I’d make sure to give her that. No matter how desperately I crave to devour her, how potent my lust.
I could do it right now. Not like I haven’t been hard since she ordered me tea. Pekoe tea. Because she remembered. Because she cared.
I could cover the entire pub in shadows this very second, splay her across the table and force her forget to everyone but me. Free her from Draven, and more than that, better than that, make her mine.
I won’t.
The curse is supposed to give me a week, but Leni has changed the time limits. Shortened it, by consuming my focus entirely. It doesn’t matter how many times I direct the conversation back to the king, how often I nip dirty thoughts, the influx of information fades too quickly. Drains as my focus centers on the pulse in her throat, the wet gloss of her lips.
Her every breath brings me to the brink. Her mind, her movements, the curl of her voice around my name, the flick of her lashes—white without the makeup, beautiful.
She gives me only agony.
I love it.
Saving her, giving her gentle, will be the best and worst thing I’ll ever do.

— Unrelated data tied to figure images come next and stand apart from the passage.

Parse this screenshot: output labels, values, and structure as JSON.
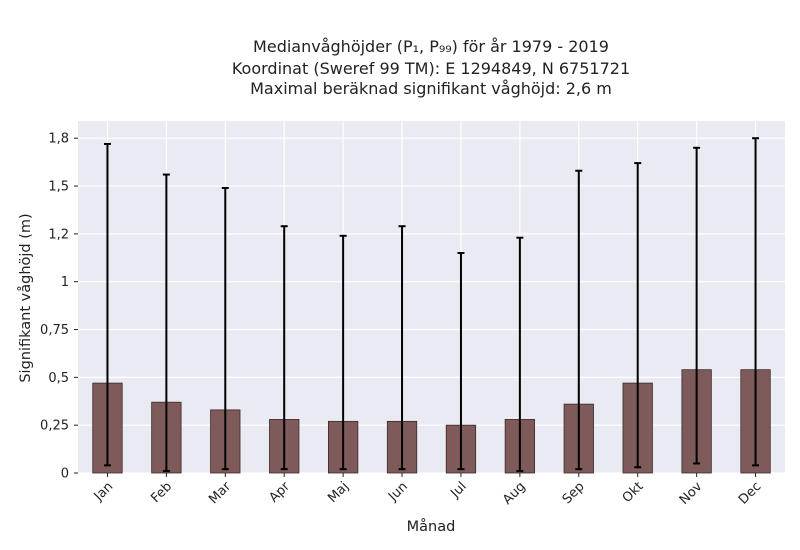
{
  "chart_data": {
    "type": "bar",
    "title_lines": [
      "Medianvåghöjder (P₁, P₉₉) för år 1979 - 2019",
      "Koordinat (Sweref 99 TM): E 1294849, N 6751721",
      "Maximal beräknad signifikant våghöjd: 2,6 m"
    ],
    "xlabel": "Månad",
    "ylabel": "Signifikant våghöjd (m)",
    "categories": [
      "Jan",
      "Feb",
      "Mar",
      "Apr",
      "Maj",
      "Jun",
      "Jul",
      "Aug",
      "Sep",
      "Okt",
      "Nov",
      "Dec"
    ],
    "values": [
      0.47,
      0.37,
      0.33,
      0.28,
      0.27,
      0.27,
      0.25,
      0.28,
      0.36,
      0.47,
      0.54,
      0.54
    ],
    "error_low": [
      0.04,
      0.01,
      0.02,
      0.02,
      0.02,
      0.02,
      0.02,
      0.01,
      0.02,
      0.03,
      0.05,
      0.04
    ],
    "error_high": [
      1.72,
      1.56,
      1.49,
      1.29,
      1.24,
      1.29,
      1.15,
      1.23,
      1.58,
      1.62,
      1.7,
      1.75
    ],
    "ylim": [
      0,
      1.84
    ],
    "yticks": [
      0,
      0.25,
      0.5,
      0.75,
      1,
      1.25,
      1.5,
      1.75
    ],
    "ytick_labels": [
      "0",
      "0,25",
      "0,5",
      "0,75",
      "1",
      "1,2",
      "1,5",
      "1,8"
    ],
    "grid": true,
    "colors": {
      "bar_fill": "#7f5a5a",
      "bar_edge": "#3a2a2a",
      "error_bar": "#000000",
      "plot_background": "#eaeaf2",
      "grid": "#ffffff"
    }
  }
}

“I haven’t been gentle in a long time,” I admit after a slow, steady breath. My voice sounds low and murderous, vile even to my own jaded ears. “But for you, I would become it. As gentle as you ask. But please, don’t ask it.”
“You like it rough.” Resigned, dreading.
“I’d like for you to not be coerced into fucking me, Leni. We can come up with another solution, we can …” I trail off, having generated zero alternatives. Lying is the best option, but most creatures can scent relations.

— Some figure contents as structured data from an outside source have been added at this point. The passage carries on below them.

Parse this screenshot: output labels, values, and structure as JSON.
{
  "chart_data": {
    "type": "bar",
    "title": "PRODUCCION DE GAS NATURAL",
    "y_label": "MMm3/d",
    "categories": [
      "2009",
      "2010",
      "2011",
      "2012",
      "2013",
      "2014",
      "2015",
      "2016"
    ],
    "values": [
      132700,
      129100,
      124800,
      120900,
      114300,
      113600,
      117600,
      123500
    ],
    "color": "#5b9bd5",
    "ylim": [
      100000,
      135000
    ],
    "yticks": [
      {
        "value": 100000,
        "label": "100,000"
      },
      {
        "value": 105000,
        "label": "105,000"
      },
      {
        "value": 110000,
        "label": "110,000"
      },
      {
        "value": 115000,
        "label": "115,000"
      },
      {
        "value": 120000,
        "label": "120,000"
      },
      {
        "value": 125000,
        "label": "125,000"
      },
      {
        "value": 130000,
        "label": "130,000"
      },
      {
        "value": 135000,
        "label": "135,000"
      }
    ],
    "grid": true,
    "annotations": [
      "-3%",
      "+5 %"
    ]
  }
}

Atlas blames the skill on rampant adultery among the Olympians, assumes they trained the ability into their ichor. Whatever the reason, a lie would only keep Leni safe if Draven never found her.
I could hide her.
Yeah, right, try it, the curse taunts. You’d last days.
If that. She distracts me too greatly.
She glances away, a blush fanning out across her cheeks like wildfire. “There is no other way,” she says. “I have to do this. I can’t go back there. The torture, the isolation. Yaya chose death over seeing what would happen to me in Draven’s hands.”

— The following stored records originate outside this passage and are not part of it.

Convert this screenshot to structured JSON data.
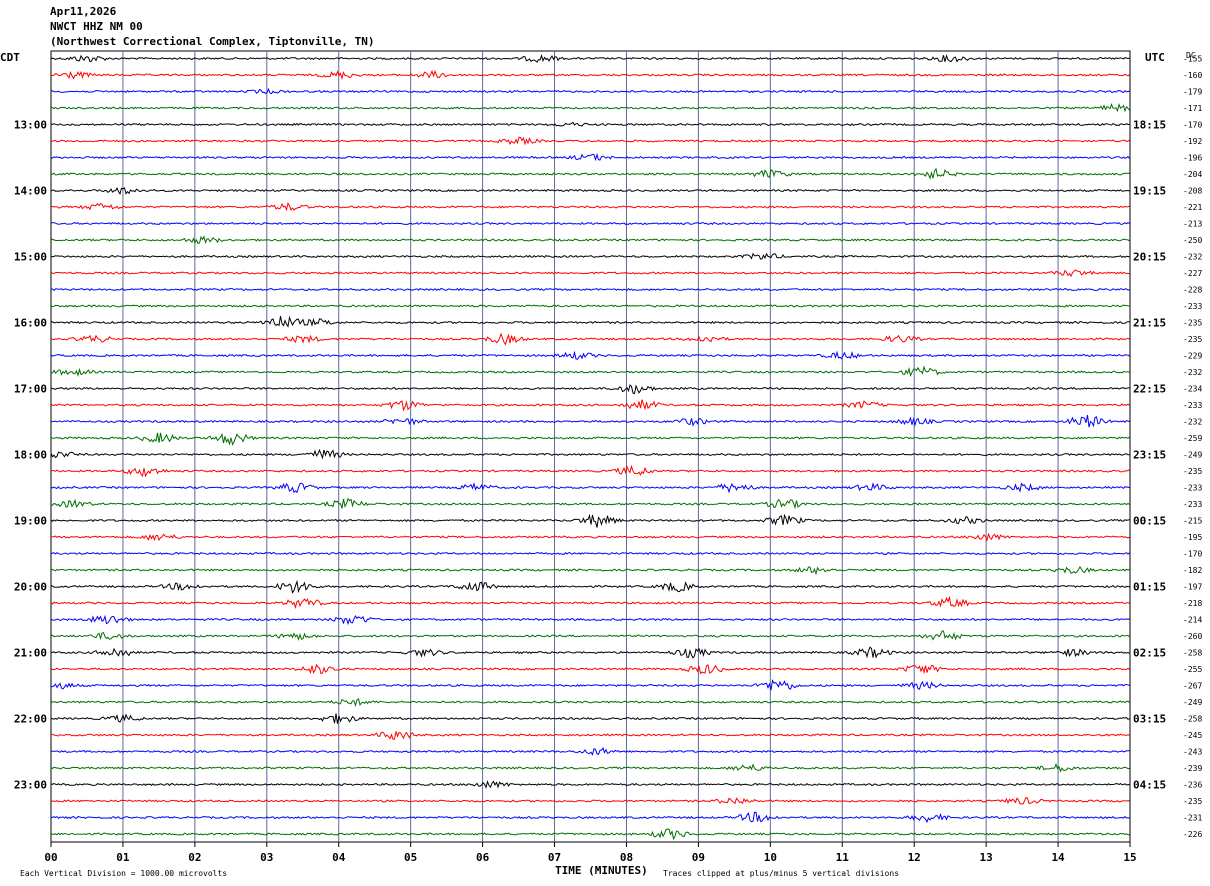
{
  "header": {
    "date": "Apr11,2026",
    "station": "NWCT HHZ NM 00",
    "location": "(Northwest Correctional Complex, Tiptonville, TN)"
  },
  "left_timezone": "CDT",
  "right_timezone": "UTC",
  "dc_label": "DC",
  "footer": {
    "scale_note": "Each Vertical Division = 1000.00 microvolts",
    "x_axis_label": "TIME (MINUTES)",
    "clip_note": "Traces clipped at plus/minus 5 vertical divisions"
  },
  "chart_data": {
    "type": "line",
    "description_of_axes": "helicorder",
    "x_tick_labels": [
      "00",
      "01",
      "02",
      "03",
      "04",
      "05",
      "06",
      "07",
      "08",
      "09",
      "10",
      "11",
      "12",
      "13",
      "14",
      "15"
    ],
    "x_range_minutes": [
      0,
      15
    ],
    "trace_colors": [
      "#000000",
      "#ff0000",
      "#0000ff",
      "#007000"
    ],
    "grid": true,
    "left_hour_labels": [
      {
        "row": 4,
        "label": "13:00"
      },
      {
        "row": 8,
        "label": "14:00"
      },
      {
        "row": 12,
        "label": "15:00"
      },
      {
        "row": 16,
        "label": "16:00"
      },
      {
        "row": 20,
        "label": "17:00"
      },
      {
        "row": 24,
        "label": "18:00"
      },
      {
        "row": 28,
        "label": "19:00"
      },
      {
        "row": 32,
        "label": "20:00"
      },
      {
        "row": 36,
        "label": "21:00"
      },
      {
        "row": 40,
        "label": "22:00"
      },
      {
        "row": 44,
        "label": "23:00"
      }
    ],
    "right_hour_labels": [
      {
        "row": 4,
        "label": "18:15"
      },
      {
        "row": 8,
        "label": "19:15"
      },
      {
        "row": 12,
        "label": "20:15"
      },
      {
        "row": 16,
        "label": "21:15"
      },
      {
        "row": 20,
        "label": "22:15"
      },
      {
        "row": 24,
        "label": "23:15"
      },
      {
        "row": 28,
        "label": "00:15"
      },
      {
        "row": 32,
        "label": "01:15"
      },
      {
        "row": 36,
        "label": "02:15"
      },
      {
        "row": 40,
        "label": "03:15"
      },
      {
        "row": 44,
        "label": "04:15"
      }
    ],
    "dc_offsets": [
      -155,
      -160,
      -179,
      -171,
      -170,
      -192,
      -196,
      -204,
      -208,
      -221,
      -213,
      -250,
      -232,
      -227,
      -228,
      -233,
      -235,
      -235,
      -229,
      -232,
      -234,
      -233,
      -232,
      -259,
      -249,
      -235,
      -233,
      -233,
      -215,
      -195,
      -170,
      -182,
      -197,
      -218,
      -214,
      -260,
      -258,
      -255,
      -267,
      -249,
      -258,
      -245,
      -243,
      -239,
      -236,
      -235,
      -231,
      -226
    ],
    "bursts": [
      [
        0,
        0.5,
        1
      ],
      [
        0,
        6.8,
        1
      ],
      [
        0,
        12.5,
        1
      ],
      [
        1,
        0.3,
        1
      ],
      [
        1,
        4.0,
        1
      ],
      [
        1,
        5.3,
        1
      ],
      [
        2,
        3.0,
        0.5
      ],
      [
        3,
        14.8,
        1
      ],
      [
        4,
        7.2,
        0.5
      ],
      [
        5,
        6.5,
        1
      ],
      [
        6,
        7.5,
        1
      ],
      [
        7,
        10.0,
        1.2
      ],
      [
        7,
        12.3,
        1.5
      ],
      [
        8,
        1.0,
        1
      ],
      [
        9,
        0.7,
        1
      ],
      [
        9,
        3.3,
        1
      ],
      [
        11,
        2.1,
        1
      ],
      [
        12,
        9.9,
        1
      ],
      [
        13,
        14.2,
        1
      ],
      [
        16,
        3.2,
        2
      ],
      [
        16,
        3.7,
        1
      ],
      [
        17,
        0.6,
        1
      ],
      [
        17,
        3.5,
        1
      ],
      [
        17,
        6.3,
        1.5
      ],
      [
        17,
        9.1,
        1
      ],
      [
        17,
        11.8,
        1
      ],
      [
        18,
        7.3,
        1
      ],
      [
        18,
        11.0,
        1
      ],
      [
        19,
        0.3,
        1
      ],
      [
        19,
        12.1,
        1.5
      ],
      [
        20,
        8.1,
        1.5
      ],
      [
        21,
        4.9,
        1.5
      ],
      [
        21,
        8.2,
        1.5
      ],
      [
        21,
        11.3,
        1
      ],
      [
        22,
        4.9,
        1
      ],
      [
        22,
        8.9,
        1
      ],
      [
        22,
        12.0,
        1
      ],
      [
        22,
        14.4,
        2
      ],
      [
        23,
        1.5,
        1.5
      ],
      [
        23,
        2.5,
        2
      ],
      [
        24,
        0.1,
        1
      ],
      [
        24,
        3.8,
        1.5
      ],
      [
        25,
        1.3,
        1.5
      ],
      [
        25,
        8.1,
        1.5
      ],
      [
        26,
        3.4,
        1.5
      ],
      [
        26,
        5.9,
        1
      ],
      [
        26,
        9.5,
        1.5
      ],
      [
        26,
        11.4,
        1
      ],
      [
        26,
        13.5,
        1
      ],
      [
        27,
        0.3,
        1
      ],
      [
        27,
        4.1,
        1.5
      ],
      [
        27,
        10.2,
        1.5
      ],
      [
        28,
        7.6,
        2
      ],
      [
        28,
        10.2,
        1.5
      ],
      [
        28,
        12.7,
        1
      ],
      [
        29,
        1.5,
        1
      ],
      [
        29,
        13.0,
        1
      ],
      [
        31,
        10.6,
        1
      ],
      [
        31,
        14.2,
        1
      ],
      [
        32,
        1.8,
        1
      ],
      [
        32,
        3.4,
        2
      ],
      [
        32,
        5.9,
        1.5
      ],
      [
        32,
        8.7,
        1.5
      ],
      [
        33,
        3.5,
        1.5
      ],
      [
        33,
        12.5,
        1.5
      ],
      [
        34,
        0.8,
        1.5
      ],
      [
        34,
        4.2,
        1.5
      ],
      [
        35,
        0.8,
        1
      ],
      [
        35,
        3.4,
        1
      ],
      [
        35,
        12.4,
        1.5
      ],
      [
        36,
        0.9,
        1.5
      ],
      [
        36,
        5.2,
        1
      ],
      [
        36,
        8.9,
        1.5
      ],
      [
        36,
        11.4,
        1.5
      ],
      [
        36,
        14.2,
        1
      ],
      [
        37,
        3.7,
        1.5
      ],
      [
        37,
        9.1,
        1.5
      ],
      [
        37,
        12.1,
        1.5
      ],
      [
        38,
        0.1,
        1
      ],
      [
        38,
        10.1,
        2
      ],
      [
        38,
        12.1,
        1
      ],
      [
        39,
        4.2,
        1
      ],
      [
        40,
        1.0,
        1
      ],
      [
        40,
        4.0,
        1.5
      ],
      [
        41,
        4.8,
        1.5
      ],
      [
        42,
        7.6,
        1
      ],
      [
        43,
        9.7,
        1
      ],
      [
        43,
        14.0,
        1
      ],
      [
        44,
        6.1,
        1
      ],
      [
        45,
        9.5,
        1
      ],
      [
        45,
        13.5,
        1
      ],
      [
        46,
        9.8,
        1.5
      ],
      [
        46,
        12.2,
        1.2
      ],
      [
        47,
        8.6,
        1.5
      ]
    ]
  }
}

“Then pick someone else. Pick a better man. Don’t pick me.” I won’t survive it, knowing she’ll leave, knowing I’ll never have her again.
“It has to be—“ She stops herself. Tips her chin up. “Do you hear that?”
“No.” I cup her cheek in my palm, lower my gaze to hers. “Why does it have to be me, Leni?”
She shakes her head out of my hold. “It’s coming from you. It’s … buzzing?”
I hear it then. Too late.
Static. Crinkling hissing static. An old TV, a phone on hold. So quiet, one could only hear it in an empty bar with an avid eavesdropper.
Fuck.
I lurch to my feet. Throw money on the table.
Too distracted.
“We need to go.” I snatch the phone from the pocket of Atlas’s coat, clench my teeth, and drop it into Leni’s beer. “We need to go now.”